Quem sente mais prazer no sexo anal: homens ou mulheres?
- Redação Saúde Minuto
- 19/12/2025
- Assuntos Delicados
Estudo ajuda a desmontar tabus e mostra que prazer anal não depende de gênero, mas de corpo, contexto e desejo
O sexo anal ainda é cercado de tabus, tanto no campo social quanto no da saúde sexual. Um estudo recente da Oxford Academy ajuda a ampliar essa discussão ao investigar uma pergunta comum, e muitas vezes carregada de julgamentos: quem sente mais prazer com o sexo anal, homens ou mulheres?
O estudo revela que homens e mulheres vivenciam o sexo anal de formas diferentes, mas igualmente legítimas. Ao trazer esses dados à tona, o estudo contribui para tirar o sexo anal do campo do tabu e colocá-lo no lugar que lhe cabe: o de uma prática sexual possível, para quem deseja, que pode envolver prazer, limites, escolhas e cuidado.
A pesquisa ouviu cerca de mil pessoas, entre homens e mulheres cisgênero, de diferentes idades e orientações sexuais. Os resultados mostram que as mulheres relataram ter praticado sexo anal receptivo com mais frequência do que os homens. Já quando o recorte é o orgasmo obtido apenas com a penetração anal, sem outro tipo de estímulo, os homens relataram essa experiência com maior frequência do que as mulheres. Ainda assim, quase metade de ambos os grupos afirmou precisar de coestimulação, como toque genital ou em outras regiões do corpo, para chegar ao orgasmo.

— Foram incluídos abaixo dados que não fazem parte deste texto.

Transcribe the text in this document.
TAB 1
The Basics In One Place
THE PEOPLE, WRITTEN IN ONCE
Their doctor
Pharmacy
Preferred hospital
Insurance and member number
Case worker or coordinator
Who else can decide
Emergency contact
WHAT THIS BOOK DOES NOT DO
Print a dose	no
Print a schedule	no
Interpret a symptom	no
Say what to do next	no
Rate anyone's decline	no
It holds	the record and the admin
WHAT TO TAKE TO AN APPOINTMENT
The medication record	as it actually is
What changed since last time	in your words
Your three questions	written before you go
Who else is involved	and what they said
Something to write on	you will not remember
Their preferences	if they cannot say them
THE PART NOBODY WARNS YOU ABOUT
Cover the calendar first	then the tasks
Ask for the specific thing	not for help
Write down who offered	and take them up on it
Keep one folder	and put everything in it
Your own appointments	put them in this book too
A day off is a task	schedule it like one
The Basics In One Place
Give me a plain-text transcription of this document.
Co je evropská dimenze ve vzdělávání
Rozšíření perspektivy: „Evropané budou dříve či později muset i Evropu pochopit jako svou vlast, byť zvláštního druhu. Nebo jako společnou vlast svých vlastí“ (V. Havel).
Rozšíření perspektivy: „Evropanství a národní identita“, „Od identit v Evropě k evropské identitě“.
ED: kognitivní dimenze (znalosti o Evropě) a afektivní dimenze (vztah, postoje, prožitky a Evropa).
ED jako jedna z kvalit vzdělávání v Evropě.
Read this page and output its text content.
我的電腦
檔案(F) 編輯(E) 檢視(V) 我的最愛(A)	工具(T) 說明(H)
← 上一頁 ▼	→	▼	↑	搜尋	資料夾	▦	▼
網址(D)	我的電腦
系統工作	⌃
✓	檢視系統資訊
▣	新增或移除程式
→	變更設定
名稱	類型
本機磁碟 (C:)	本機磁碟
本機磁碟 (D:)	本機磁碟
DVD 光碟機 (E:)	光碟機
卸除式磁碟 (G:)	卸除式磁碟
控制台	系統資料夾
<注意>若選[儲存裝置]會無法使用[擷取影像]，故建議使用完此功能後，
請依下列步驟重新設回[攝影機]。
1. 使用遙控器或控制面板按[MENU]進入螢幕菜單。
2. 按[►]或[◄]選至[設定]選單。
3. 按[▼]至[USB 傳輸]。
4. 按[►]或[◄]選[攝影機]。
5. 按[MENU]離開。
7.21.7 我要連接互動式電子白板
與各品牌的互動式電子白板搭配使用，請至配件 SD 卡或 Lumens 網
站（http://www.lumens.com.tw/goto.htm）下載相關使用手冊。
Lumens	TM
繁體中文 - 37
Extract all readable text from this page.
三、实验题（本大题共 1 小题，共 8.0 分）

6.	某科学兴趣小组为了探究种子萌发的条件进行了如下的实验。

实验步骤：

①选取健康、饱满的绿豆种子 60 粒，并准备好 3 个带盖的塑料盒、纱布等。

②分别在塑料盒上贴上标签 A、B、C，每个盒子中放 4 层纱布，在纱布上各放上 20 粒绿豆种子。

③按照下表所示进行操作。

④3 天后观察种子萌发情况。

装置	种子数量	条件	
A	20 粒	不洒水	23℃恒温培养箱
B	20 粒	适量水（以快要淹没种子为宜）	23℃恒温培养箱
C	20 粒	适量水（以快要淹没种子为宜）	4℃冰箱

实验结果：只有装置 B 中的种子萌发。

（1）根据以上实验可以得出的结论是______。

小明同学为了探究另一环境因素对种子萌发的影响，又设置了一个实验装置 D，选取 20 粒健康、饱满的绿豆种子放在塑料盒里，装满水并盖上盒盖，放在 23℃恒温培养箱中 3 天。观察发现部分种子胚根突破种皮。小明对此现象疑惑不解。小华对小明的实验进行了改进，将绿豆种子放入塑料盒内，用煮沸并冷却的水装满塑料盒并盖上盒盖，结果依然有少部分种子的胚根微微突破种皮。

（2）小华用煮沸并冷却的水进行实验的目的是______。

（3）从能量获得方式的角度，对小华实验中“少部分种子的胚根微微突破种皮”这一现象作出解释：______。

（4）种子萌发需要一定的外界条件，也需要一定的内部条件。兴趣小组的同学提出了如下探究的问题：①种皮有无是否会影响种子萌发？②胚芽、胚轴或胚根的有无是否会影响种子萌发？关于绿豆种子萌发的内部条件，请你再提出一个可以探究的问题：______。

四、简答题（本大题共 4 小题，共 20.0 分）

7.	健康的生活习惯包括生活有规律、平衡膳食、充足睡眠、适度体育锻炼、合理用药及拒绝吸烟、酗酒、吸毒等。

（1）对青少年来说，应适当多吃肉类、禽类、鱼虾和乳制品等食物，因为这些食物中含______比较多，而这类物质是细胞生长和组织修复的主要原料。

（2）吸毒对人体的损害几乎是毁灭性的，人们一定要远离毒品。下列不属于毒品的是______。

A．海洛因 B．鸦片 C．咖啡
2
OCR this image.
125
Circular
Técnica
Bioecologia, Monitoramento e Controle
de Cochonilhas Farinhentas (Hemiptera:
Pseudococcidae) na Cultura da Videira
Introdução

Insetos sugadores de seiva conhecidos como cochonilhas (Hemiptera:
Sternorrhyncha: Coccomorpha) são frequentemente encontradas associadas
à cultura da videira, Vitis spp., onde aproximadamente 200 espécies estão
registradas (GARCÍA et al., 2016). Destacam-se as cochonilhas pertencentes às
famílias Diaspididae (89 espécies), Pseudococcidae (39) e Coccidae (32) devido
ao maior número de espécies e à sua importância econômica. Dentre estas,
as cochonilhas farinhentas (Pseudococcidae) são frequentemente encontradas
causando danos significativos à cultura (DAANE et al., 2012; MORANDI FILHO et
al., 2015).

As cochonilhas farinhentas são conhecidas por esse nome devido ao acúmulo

Um ponto central do estudo ajuda a entender essas diferenças: a anatomia. Nos homens, a próstata, muitas vezes chamada de “ponto P”, pode ser estimulada pelo ânus e está associada a orgasmos descritos como intensos e profundos, muitas vezes diferentes do orgasmo com ejaculação. Isso não significa que todos os homens sintam prazer com esse tipo de estímulo, mas ajuda a explicar por que uma parcela relata orgasmos anais mais facilmente. Ainda assim, o tabu pesa: muitos homens evitam falar ou explorar essa possibilidade por medo de julgamentos ligados à masculinidade, ou à orientação sexual.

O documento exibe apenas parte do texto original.